The total number of active onshore rigs now stands at 395, down 1,481 (~80%) from a November 2014 high of 1,876. Across the three major unconventional basins, the oil rig total decreased to 195 (down 7 last week), with Eagle Ford down 3, Williston flat, and Permian down 2. The horizontal rig count is now 324, down 8 last week.
Total U.S. rig count (including the Gulf of Mexico) stands at 420, down 11 last week, with rigs targeting oil down 11 for a 35-week total decline of 342. The average weekly decline rate continues at ~10 rigs per week.
Oil prices ticked higher on Friday on a weaker U.S. dollar and signs that the market oversupply has started to dwindle. Brent crude was heading for its biggest monthly rise in seven years on Friday, touching fresh 2016 highs.
Brent, the global benchmark for oil, was up US$2.35 to US$47.81 a barrel, reflecting an increase of 5% on the week.
WTI crude rose US$1.87 to US$45.86 a barrel, up 4% on the week.
Natural Gas Price
As summer heating demand increases, exports to Mexico will increase and LNG demand remains on track to increase. Working gas in storage continues to keep a lid on spot natural gas prices. However, the long end of the NYMEX Henry Hub curve is showing an increase from US$2.09 today to US$3 by the end of this year.
U.S. Supply and Demand
U.S. crude oil refinery inputs averaged 15.8 million barrels per day, with refineries at 88.1% of their operating capacity last week. This represents a decrease of 257,000 barrels per day from the previous week’s average.
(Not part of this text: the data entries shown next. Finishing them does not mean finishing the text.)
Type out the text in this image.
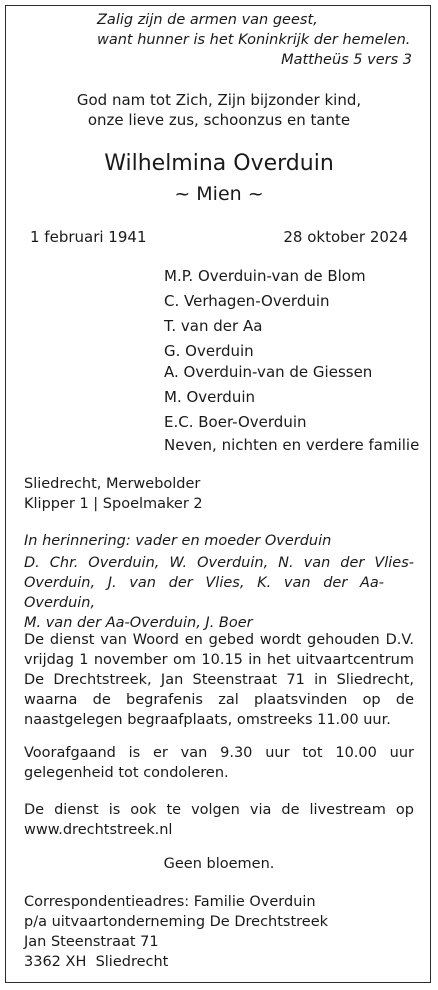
Zalig zijn de armen van geest,
want hunner is het Koninkrijk der hemelen.
Mattheüs 5 vers 3
God nam tot Zich, Zijn bijzonder kind,
onze lieve zus, schoonzus en tante
Wilhelmina Overduin
~ Mien ~
1 februari 1941	28 oktober 2024
M.P. Overduin-van de Blom
C. Verhagen-Overduin
T. van der Aa
G. Overduin
A. Overduin-van de Giessen
M. Overduin
E.C. Boer-Overduin
Neven, nichten en verdere familie
Sliedrecht, Merwebolder
Klipper 1 | Spoelmaker 2
In herinnering: vader en moeder Overduin
D. Chr. Overduin, W. Overduin, N. van der Vlies-
Overduin, J. van der Vlies, K. van der Aa-Overduin,
M. van der Aa-Overduin, J. Boer
De dienst van Woord en gebed wordt gehouden D.V.
vrijdag 1 november om 10.15 in het uitvaartcentrum
De Drechtstreek, Jan Steenstraat 71 in Sliedrecht,
waarna de begrafenis zal plaatsvinden op de
naastgelegen begraafplaats, omstreeks 11.00 uur.
Voorafgaand is er van 9.30 uur tot 10.00 uur
gelegenheid tot condoleren.
De dienst is ook te volgen via de livestream op
www.drechtstreek.nl
Geen bloemen.
Correspondentieadres: Familie Overduin
p/a uitvaartonderneming De Drechtstreek
Jan Steenstraat 71
3362 XH  Sliedrecht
U.S. gasoline demand over the past four weeks was 9.4 million, up 5.6% from a year ago.
On the supply side, EIA data indicated that U.S. oil production in the Lower 48 was down 15,000 barrels per day, with total production at 8.425 million barrels per day. The past fourteen-week decline total stands at 294,000 barrels per day (an average of ~21,000 barrels per week).
U.S. crude imports averaged 7.6 million barrels per day last week, a decrease of 637,000 barrels per day from the previous week. Over the last four weeks, crude oil imports averaged 7.7 million barrels per day, ~1.2% above the same four-week period last year.
Crude oil inventories increased 2 million barrels from the previous week and persist at historically high levels. The crude stored at Cushing (the main price point for WTI) saw an increase of 1.7 million barrels, pushing total storage to 66 million barrels (~87% utilization).